Tender by "Nigel Slater"
Posted: 10/02/2010 6:45:48 p.m.

Such a pity, as this is a real foodie’s delight and deserves a place on the crowded kitchen shelves. Mr Slater is possibly the best cookery writer around and, since he’s been tending the garden in the narrow plot behind his
London terrace house, he is even more passionate about the food he prepares and shares through his writing.
There’s so much to revel in on Tender’s pages. It is a hefty volume and by no means encompasses every vegetable grown by man, but pays homage to most of the plants that grace our table.
Each ‘chapter’ provides notes about the particular ‘vegetable in the garden’ and the ‘vegetable in the kitchen’, and these are often supplemented by a growing diary for the plant. I can imagine him tenderly carrying the pickings of the day to the kitchen, laying them on the bench and then nursing them gently through their cooking process to the plate. And I bet he eats them slowly, savouring every single mouthful before the next.

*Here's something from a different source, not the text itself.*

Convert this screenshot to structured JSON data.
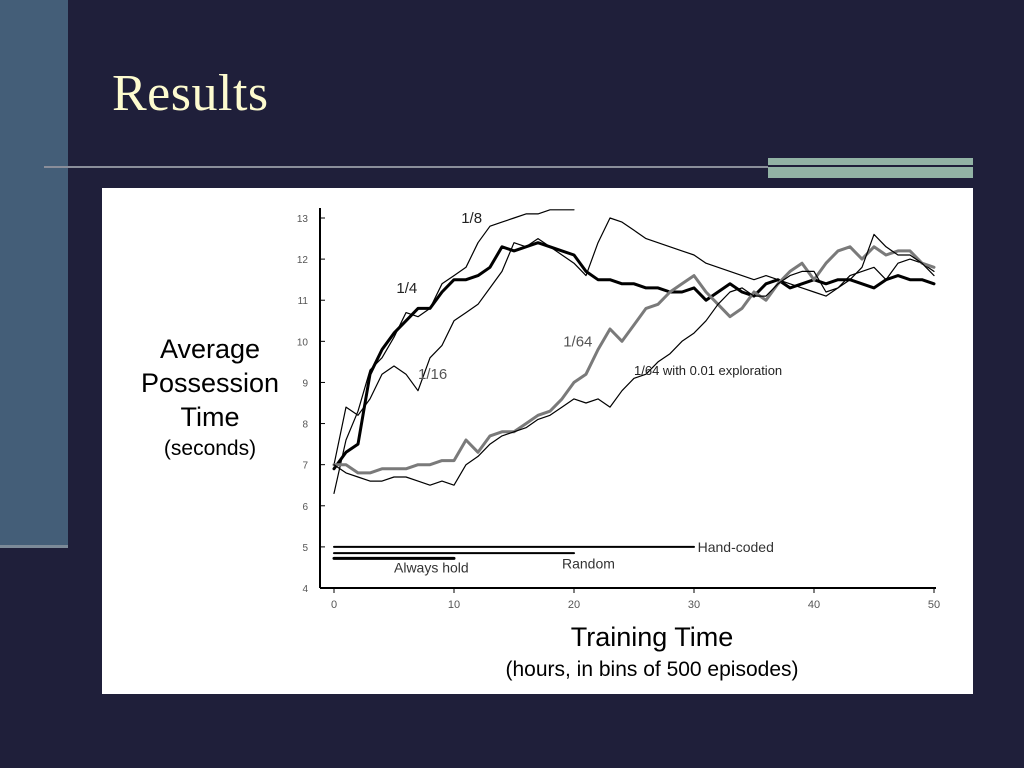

There are a multitude of recipes using his glorious vegetables. What terrific recipes they are. Mr Slater knows what all good cooks understand. Simplicity is the essence of a great meal if the ingredients are fresh and natural. He does not provide lengthy lists of ingredients or complex, too clever by half recipes full of complicated technique. He unashamedly gives us recipes for vegetables that have two or three ingredients alongside slightly more intricate casseroles or baked dishes that never exceed 12 ingredients, including the salt and oil.
Tender is beautifully illustrated, with photographs that are so earthy and natural I could almost smell the veggies in the garden. It is handsomely printed on a paper that has a natural matt finish and feel and is bound to last with its attractive cloth cover.
This not a book for vegetarians for there are plenty of recipes that include meat, fish, and poultry. But in Mr Slater’s words: “…I now place less importance on them in my diet than I did. It is the meat and crackling rather than the vegetables that are now on the side. When you lift the lid of my casseroles, peer into my pots or read my plate, it is the veggies that play the starring role.”
And having devoured the words in the book, I too will be thinking like Mr Slater in the near future. I will truly value my trips to the farmers market, to my local veggie grower and the wonder of fresh veggies straight from the soil.